Les partenariats écotouristiques de Wildlife Madagascar avec The Great Projects et Rewild Safaris illustrent ce modèle : les visiteurs découvrent directement la biodiversité unique de Madagascar tout en finançant les actions de terrain en faveur des corridors. Les voyages axés sur la conservation permettent aux visiteurs internationaux d’observer la restauration des habitats, de rencontrer les gardes locaux et de comprendre l’urgence de la connectivité pour les espèces endémiques comme les lémuriens.
Vous pouvez réserver sur SafariFind des safaris à Madagascar qui soutiennent la conservation des aires protégées et les sites de restauration des corridors, en choisissant un lodge et un guide dont l’activité contribue à la protection des habitats.
Défis et revers : financement, risques politiques et urgence
Malgré la clarté scientifique et l’engagement du gouvernement, les projets de corridors d’habitat à Madagascar se heurtent à d’importants obstacles :
Vulnérabilité du financement
Les programmes de conservation à Madagascar dépendent fortement des subventions et du soutien de donateurs internationaux. Pendant la pandémie de COVID-19, de nombreuses organisations ont subi une baisse de leurs financements, l’arrêt des activités de soutien aux communautés et la perte de revenus liés à la recherche. Même si les partenariats touristiques se développent en 2026, l’instabilité des financements reste un risque à long terme pour l’entretien des corridors et les patrouilles des gardes.
Incertitude politique
Bien que le Premier ministre Mamitiana Rajaonarison ait réaffirmé l’engagement de Madagascar envers le programme 30×30 en avril 2026, l’étude précise que "pendant les périodes d’incertitude politique, l’engagement de Madagascar envers ce travail est resté inébranlable." Un soutien gouvernemental durable est indispensable pour protéger les corridors et faire respecter la loi contre l’exploitation forestière illégale et le braconnage.
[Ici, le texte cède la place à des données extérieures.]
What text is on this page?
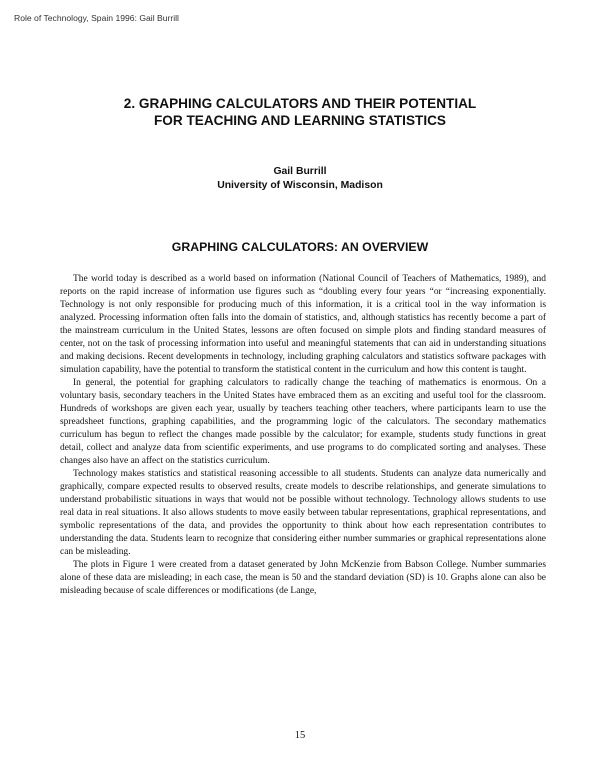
Role of Technology, Spain 1996: Gail Burrill
2. GRAPHING CALCULATORS AND THEIR POTENTIAL
FOR TEACHING AND LEARNING STATISTICS
Gail Burrill
University of Wisconsin, Madison
GRAPHING CALCULATORS: AN OVERVIEW

The world today is described as a world based on information (National Council of Teachers of Mathematics, 1989), and reports on the rapid increase of information use figures such as “doubling every four years “or “increasing exponentially. Technology is not only responsible for producing much of this information, it is a critical tool in the way information is analyzed. Processing information often falls into the domain of statistics, and, although statistics has recently become a part of the mainstream curriculum in the United States, lessons are often focused on simple plots and finding standard measures of center, not on the task of processing information into useful and meaningful statements that can aid in understanding situations and making decisions. Recent developments in technology, including graphing calculators and statistics software packages with simulation capability, have the potential to transform the statistical content in the curriculum and how this content is taught.

In general, the potential for graphing calculators to radically change the teaching of mathematics is enormous. On a voluntary basis, secondary teachers in the United States have embraced them as an exciting and useful tool for the classroom. Hundreds of workshops are given each year, usually by teachers teaching other teachers, where participants learn to use the spreadsheet functions, graphing capabilities, and the programming logic of the calculators. The secondary mathematics curriculum has begun to reflect the changes made possible by the calculator; for example, students study functions in great detail, collect and analyze data from scientific experiments, and use programs to do complicated sorting and analyses. These changes also have an affect on the statistics curriculum.

Technology makes statistics and statistical reasoning accessible to all students. Students can analyze data numerically and graphically, compare expected results to observed results, create models to describe relationships, and generate simulations to understand probabilistic situations in ways that would not be possible without technology. Technology allows students to use real data in real situations. It also allows students to move easily between tabular representations, graphical representations, and symbolic representations of the data, and provides the opportunity to think about how each representation contributes to understanding the data. Students learn to recognize that considering either number summaries or graphical representations alone can be misleading.

The plots in Figure 1 were created from a dataset generated by John McKenzie from Babson College. Number summaries alone of these data are misleading; in each case, the mean is 50 and the standard deviation (SD) is 10. Graphs alone can also be misleading because of scale differences or modifications (de Lange,

15
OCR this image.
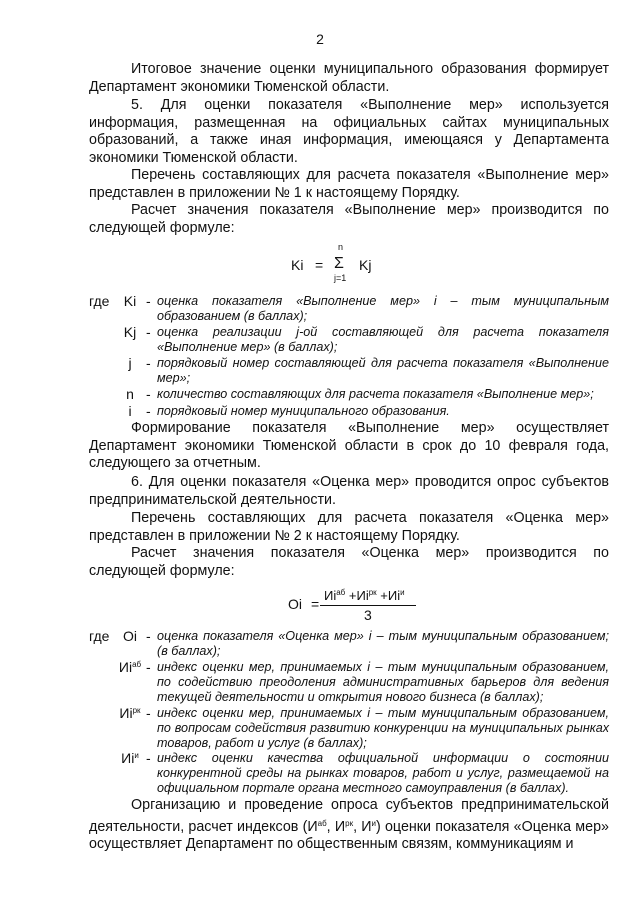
2

Итоговое значение оценки муниципального образования формирует Департамент экономики Тюменской области.

5. Для оценки показателя «Выполнение мер» используется информация, размещенная на официальных сайтах муниципальных образований, а также иная информация, имеющаяся у Департамента экономики Тюменской области.

Перечень составляющих для расчета показателя «Выполнение мер» представлен в приложении № 1 к настоящему Порядку.

Расчет значения показателя «Выполнение мер» производится по следующей формуле:

Ki =
n
Σ
j=1
Kj
где	Ki - оценка показателя «Выполнение мер» i – тым муниципальным образованием (в баллах);

Kj - оценка реализации j-ой составляющей для расчета показателя «Выполнение мер» (в баллах);

j	- порядковый номер составляющей для расчета показателя «Выполнение мер»;

n - количество составляющих для расчета показателя «Выполнение мер»;

i	- порядковый номер муниципального образования.

Формирование показателя «Выполнение мер» осуществляет Департамент экономики Тюменской области в срок до 10 февраля года, следующего за отчетным.

6. Для оценки показателя «Оценка мер» проводится опрос субъектов предпринимательской деятельности.

Перечень составляющих для расчета показателя «Оценка мер» представлен в приложении № 2 к настоящему Порядку.

Расчет значения показателя «Оценка мер» производится по следующей формуле:

Oi =
$Иi^{аб} +Иi^{рк} +Иi^и$
3
где Oi - оценка показателя «Оценка мер» i – тым муниципальным образованием; (в баллах);

$Иi^{аб}$ - индекс оценки мер, принимаемых i – тым муниципальным образованием, по содействию преодоления административных барьеров для ведения текущей деятельности и открытия нового бизнеса (в баллах);

$Иi^{рк}$ - индекс оценки мер, принимаемых i – тым муниципальным образованием, по вопросам содействия развитию конкуренции на муниципальных рынках товаров, работ и услуг (в баллах);

$Иi^и$ - индекс оценки качества официальной информации о состоянии конкурентной среды на рынках товаров, работ и услуг, размещаемой на официальном портале органа местного самоуправления (в баллах).

Организацию и проведение опроса субъектов предпринимательской деятельности, расчет индексов ($И^{аб}$, $И^{рк}$, $И^и$) оценки показателя «Оценка мер» осуществляет Департамент по общественным связям, коммуникациям и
Pression temporelle : le point de bascule de 2040
Les études de modélisation indiquent que si les taux actuels de déforestation se poursuivent, une dégradation importante des corridors surviendra vers 2040, avec une accélération de la perte du flux génétique après cette date. Les 14 prochaines années sont donc déterminantes pour établir les corridors et restaurer les habitats. Des retards dans le financement, la mise en œuvre ou l’engagement politique pourraient entraîner une fragmentation irréversible.
Activités illégales et application de la loi
Même au sein des aires protégées, l’exploitation forestière illégale, le braconnage et l’empiètement sur les terres restent des menaces persistantes. Pendant la pandémie, Madagascar National Parks a signalé une hausse des activités illégales dans les parcs en raison de la réduction des capacités de surveillance. Le renforcement des patrouilles des gardes et du suivi par les communautés — comme le font SOS Lemurs et d’autres programmes — nécessite un financement durable et une mobilisation locale.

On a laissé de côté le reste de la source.